[My Lady of Doubt by Randall Parrish]@TWC D-Link book
My Lady of Doubt

CHAPTER II
2/14

Avoiding all roads, and seeking every bit of concealment possible, it was already sunrise before I plunged suddenly into a Hessian picket-post, the distant smoke of the Philadelphia chimneys darkening the sky ahead.

Unable to speak German, my uniform won sufficient courtesy, so that I was escorted back under guard to an outpost of the Queen's Rangers, where I explained my presence and rank to a red-faced Captain in Tory green, so insolent in manner as to be insulting, until I exhibited the sealed despatch, and demanded to be escorted at once to Sir William Howe.

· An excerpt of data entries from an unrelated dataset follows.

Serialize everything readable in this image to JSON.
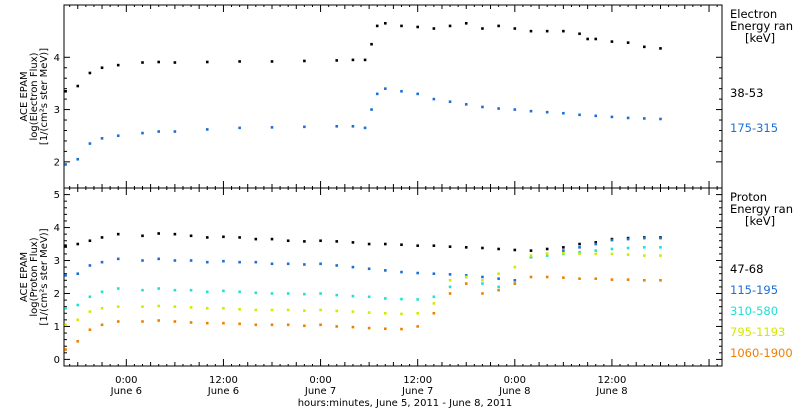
{
  "footer_label": "hours:minutes, June  5, 2011 - June  8, 2011",
  "time_ticks": [
    {
      "hours": 24,
      "time": "0:00",
      "date": "June 6"
    },
    {
      "hours": 36,
      "time": "12:00",
      "date": "June 6"
    },
    {
      "hours": 48,
      "time": "0:00",
      "date": "June 7"
    },
    {
      "hours": 60,
      "time": "12:00",
      "date": "June 7"
    },
    {
      "hours": 72,
      "time": "0:00",
      "date": "June 8"
    },
    {
      "hours": 84,
      "time": "12:00",
      "date": "June 8"
    }
  ],
  "chart_data": [
    {
      "type": "scatter",
      "panel": "electron",
      "ylabel": [
        "ACE EPAM",
        "log(Electron Flux)",
        "[1/(cm²s ster MeV)]"
      ],
      "xlim_hours": [
        16.3,
        97.6
      ],
      "ylim": [
        1.5,
        5.0
      ],
      "yticks": [
        2,
        3,
        4
      ],
      "legend_title": [
        "Electron",
        "Energy ran",
        "[keV]"
      ],
      "series": [
        {
          "name": "38-53",
          "color": "#000000",
          "points": [
            [
              16.5,
              3.35
            ],
            [
              18,
              3.45
            ],
            [
              19.5,
              3.7
            ],
            [
              21,
              3.8
            ],
            [
              23,
              3.85
            ],
            [
              26,
              3.9
            ],
            [
              28,
              3.91
            ],
            [
              30,
              3.9
            ],
            [
              34,
              3.91
            ],
            [
              38,
              3.92
            ],
            [
              42,
              3.92
            ],
            [
              46,
              3.93
            ],
            [
              50,
              3.94
            ],
            [
              52,
              3.95
            ],
            [
              53.5,
              3.95
            ],
            [
              54.3,
              4.25
            ],
            [
              55,
              4.6
            ],
            [
              56,
              4.65
            ],
            [
              58,
              4.6
            ],
            [
              60,
              4.58
            ],
            [
              62,
              4.55
            ],
            [
              64,
              4.6
            ],
            [
              66,
              4.65
            ],
            [
              68,
              4.55
            ],
            [
              70,
              4.6
            ],
            [
              72,
              4.55
            ],
            [
              74,
              4.5
            ],
            [
              76,
              4.5
            ],
            [
              78,
              4.5
            ],
            [
              80,
              4.45
            ],
            [
              81,
              4.35
            ],
            [
              82,
              4.35
            ],
            [
              84,
              4.3
            ],
            [
              86,
              4.28
            ],
            [
              88,
              4.2
            ],
            [
              90,
              4.17
            ]
          ]
        },
        {
          "name": "175-315",
          "color": "#1e6fd4",
          "points": [
            [
              16.5,
              1.95
            ],
            [
              18,
              2.05
            ],
            [
              19.5,
              2.35
            ],
            [
              21,
              2.45
            ],
            [
              23,
              2.5
            ],
            [
              26,
              2.55
            ],
            [
              28,
              2.58
            ],
            [
              30,
              2.58
            ],
            [
              34,
              2.62
            ],
            [
              38,
              2.65
            ],
            [
              42,
              2.66
            ],
            [
              46,
              2.67
            ],
            [
              50,
              2.68
            ],
            [
              52,
              2.68
            ],
            [
              53.5,
              2.65
            ],
            [
              54.3,
              3.0
            ],
            [
              55,
              3.3
            ],
            [
              56,
              3.4
            ],
            [
              58,
              3.35
            ],
            [
              60,
              3.3
            ],
            [
              62,
              3.2
            ],
            [
              64,
              3.15
            ],
            [
              66,
              3.1
            ],
            [
              68,
              3.05
            ],
            [
              70,
              3.02
            ],
            [
              72,
              3.0
            ],
            [
              74,
              2.97
            ],
            [
              76,
              2.95
            ],
            [
              78,
              2.93
            ],
            [
              80,
              2.9
            ],
            [
              82,
              2.88
            ],
            [
              84,
              2.86
            ],
            [
              86,
              2.84
            ],
            [
              88,
              2.83
            ],
            [
              90,
              2.82
            ]
          ]
        }
      ]
    },
    {
      "type": "scatter",
      "panel": "proton",
      "ylabel": [
        "ACE EPAM",
        "log(Proton Flux)",
        "[1/(cm²s ster MeV)]"
      ],
      "xlim_hours": [
        16.3,
        97.6
      ],
      "ylim": [
        -0.2,
        5.2
      ],
      "yticks": [
        0,
        1,
        2,
        3,
        4,
        5
      ],
      "legend_title": [
        "Proton",
        "Energy ran",
        "[keV]"
      ],
      "series": [
        {
          "name": "47-68",
          "color": "#000000",
          "points": [
            [
              16.5,
              3.45
            ],
            [
              18,
              3.5
            ],
            [
              19.5,
              3.6
            ],
            [
              21,
              3.7
            ],
            [
              23,
              3.8
            ],
            [
              26,
              3.75
            ],
            [
              28,
              3.82
            ],
            [
              30,
              3.8
            ],
            [
              32,
              3.75
            ],
            [
              34,
              3.7
            ],
            [
              36,
              3.72
            ],
            [
              38,
              3.7
            ],
            [
              40,
              3.65
            ],
            [
              42,
              3.65
            ],
            [
              44,
              3.6
            ],
            [
              46,
              3.58
            ],
            [
              48,
              3.6
            ],
            [
              50,
              3.58
            ],
            [
              52,
              3.55
            ],
            [
              54,
              3.5
            ],
            [
              56,
              3.5
            ],
            [
              58,
              3.48
            ],
            [
              60,
              3.45
            ],
            [
              62,
              3.45
            ],
            [
              64,
              3.42
            ],
            [
              66,
              3.4
            ],
            [
              68,
              3.38
            ],
            [
              70,
              3.35
            ],
            [
              72,
              3.32
            ],
            [
              74,
              3.3
            ],
            [
              76,
              3.35
            ],
            [
              78,
              3.4
            ],
            [
              80,
              3.5
            ],
            [
              82,
              3.55
            ],
            [
              84,
              3.65
            ],
            [
              86,
              3.68
            ],
            [
              88,
              3.7
            ],
            [
              90,
              3.7
            ]
          ]
        },
        {
          "name": "115-195",
          "color": "#1e6fd4",
          "points": [
            [
              16.5,
              2.55
            ],
            [
              18,
              2.6
            ],
            [
              19.5,
              2.85
            ],
            [
              21,
              2.95
            ],
            [
              23,
              3.05
            ],
            [
              26,
              3.0
            ],
            [
              28,
              3.05
            ],
            [
              30,
              3.0
            ],
            [
              32,
              3.0
            ],
            [
              34,
              2.95
            ],
            [
              36,
              2.98
            ],
            [
              38,
              2.95
            ],
            [
              40,
              2.95
            ],
            [
              42,
              2.9
            ],
            [
              44,
              2.9
            ],
            [
              46,
              2.88
            ],
            [
              48,
              2.9
            ],
            [
              50,
              2.85
            ],
            [
              52,
              2.8
            ],
            [
              54,
              2.75
            ],
            [
              56,
              2.7
            ],
            [
              58,
              2.65
            ],
            [
              60,
              2.62
            ],
            [
              62,
              2.6
            ],
            [
              64,
              2.58
            ],
            [
              66,
              2.55
            ],
            [
              68,
              2.5
            ],
            [
              70,
              2.45
            ],
            [
              72,
              2.4
            ],
            [
              74,
              3.1
            ],
            [
              76,
              3.2
            ],
            [
              78,
              3.3
            ],
            [
              80,
              3.4
            ],
            [
              82,
              3.5
            ],
            [
              84,
              3.62
            ],
            [
              86,
              3.65
            ],
            [
              88,
              3.68
            ],
            [
              90,
              3.68
            ]
          ]
        },
        {
          "name": "310-580",
          "color": "#22e0d0",
          "points": [
            [
              16.5,
              1.55
            ],
            [
              18,
              1.65
            ],
            [
              19.5,
              1.9
            ],
            [
              21,
              2.05
            ],
            [
              23,
              2.15
            ],
            [
              26,
              2.1
            ],
            [
              28,
              2.15
            ],
            [
              30,
              2.1
            ],
            [
              32,
              2.1
            ],
            [
              34,
              2.05
            ],
            [
              36,
              2.08
            ],
            [
              38,
              2.05
            ],
            [
              40,
              2.02
            ],
            [
              42,
              2.0
            ],
            [
              44,
              2.0
            ],
            [
              46,
              1.98
            ],
            [
              48,
              2.0
            ],
            [
              50,
              1.95
            ],
            [
              52,
              1.92
            ],
            [
              54,
              1.9
            ],
            [
              56,
              1.85
            ],
            [
              58,
              1.83
            ],
            [
              60,
              1.82
            ],
            [
              62,
              1.9
            ],
            [
              64,
              2.2
            ],
            [
              66,
              2.5
            ],
            [
              68,
              2.3
            ],
            [
              70,
              2.2
            ],
            [
              72,
              2.3
            ],
            [
              74,
              3.1
            ],
            [
              76,
              3.15
            ],
            [
              78,
              3.2
            ],
            [
              80,
              3.25
            ],
            [
              82,
              3.3
            ],
            [
              84,
              3.35
            ],
            [
              86,
              3.38
            ],
            [
              88,
              3.4
            ],
            [
              90,
              3.4
            ]
          ]
        },
        {
          "name": "795-1193",
          "color": "#d4e800",
          "points": [
            [
              16.5,
              1.05
            ],
            [
              18,
              1.2
            ],
            [
              19.5,
              1.45
            ],
            [
              21,
              1.55
            ],
            [
              23,
              1.6
            ],
            [
              26,
              1.6
            ],
            [
              28,
              1.62
            ],
            [
              30,
              1.6
            ],
            [
              32,
              1.58
            ],
            [
              34,
              1.55
            ],
            [
              36,
              1.55
            ],
            [
              38,
              1.52
            ],
            [
              40,
              1.5
            ],
            [
              42,
              1.5
            ],
            [
              44,
              1.5
            ],
            [
              46,
              1.48
            ],
            [
              48,
              1.5
            ],
            [
              50,
              1.47
            ],
            [
              52,
              1.45
            ],
            [
              54,
              1.42
            ],
            [
              56,
              1.4
            ],
            [
              58,
              1.38
            ],
            [
              60,
              1.4
            ],
            [
              62,
              1.7
            ],
            [
              64,
              2.4
            ],
            [
              66,
              2.5
            ],
            [
              68,
              2.4
            ],
            [
              70,
              2.6
            ],
            [
              72,
              2.8
            ],
            [
              74,
              3.15
            ],
            [
              76,
              3.2
            ],
            [
              78,
              3.22
            ],
            [
              80,
              3.2
            ],
            [
              82,
              3.2
            ],
            [
              84,
              3.2
            ],
            [
              86,
              3.18
            ],
            [
              88,
              3.15
            ],
            [
              90,
              3.15
            ]
          ]
        },
        {
          "name": "1060-1900",
          "color": "#f07f00",
          "points": [
            [
              16.5,
              0.3
            ],
            [
              18,
              0.55
            ],
            [
              19.5,
              0.9
            ],
            [
              21,
              1.05
            ],
            [
              23,
              1.15
            ],
            [
              26,
              1.15
            ],
            [
              28,
              1.18
            ],
            [
              30,
              1.15
            ],
            [
              32,
              1.12
            ],
            [
              34,
              1.1
            ],
            [
              36,
              1.1
            ],
            [
              38,
              1.08
            ],
            [
              40,
              1.05
            ],
            [
              42,
              1.05
            ],
            [
              44,
              1.05
            ],
            [
              46,
              1.02
            ],
            [
              48,
              1.05
            ],
            [
              50,
              1.0
            ],
            [
              52,
              0.98
            ],
            [
              54,
              0.95
            ],
            [
              56,
              0.93
            ],
            [
              58,
              0.92
            ],
            [
              60,
              1.0
            ],
            [
              62,
              1.4
            ],
            [
              64,
              2.0
            ],
            [
              66,
              2.3
            ],
            [
              68,
              2.0
            ],
            [
              70,
              2.1
            ],
            [
              72,
              2.3
            ],
            [
              74,
              2.5
            ],
            [
              76,
              2.5
            ],
            [
              78,
              2.48
            ],
            [
              80,
              2.45
            ],
            [
              82,
              2.45
            ],
            [
              84,
              2.42
            ],
            [
              86,
              2.42
            ],
            [
              88,
              2.4
            ],
            [
              90,
              2.4
            ]
          ]
        }
      ]
    }
  ]
}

This brought results, and I entered the city under escort of a dozen horsemen, their green coats faced with dingy white, cocked hats flapping as they rode.
It was thus we came to Callowhill, and the encampment of British grenadiers, an officer of the 55th Regiment volunteering to guide me to Howe's quarters in High Street.

He was a genial fellow, and pointed out various places of interest, as we rode more slowly through the streets close along the river-side, questioning me often upon affairs in New York, to which I returned such vague answers as pleased me, paying small heed to the truth.

I had never known Philadelphia well, but now it was so strange as to be peculiarly interesting, many of the houses deserted, with doors and windows boarded; several of the churches made over into barracks, or riding-schools; the market closed; the State House filled with lounging officers; and the streets thronged, even at this early hour, by a varied uniformed soldiery, speaking Cockney English, the jargon of the counties, Scottish Gaelic, or guttural German, as they elbowed their passage, the many scarlet jackets interspersed with the blue of artillery and cavalry, the Hessian red and yellow, the green of the rifle-corps, or the kilts of the Highlanders.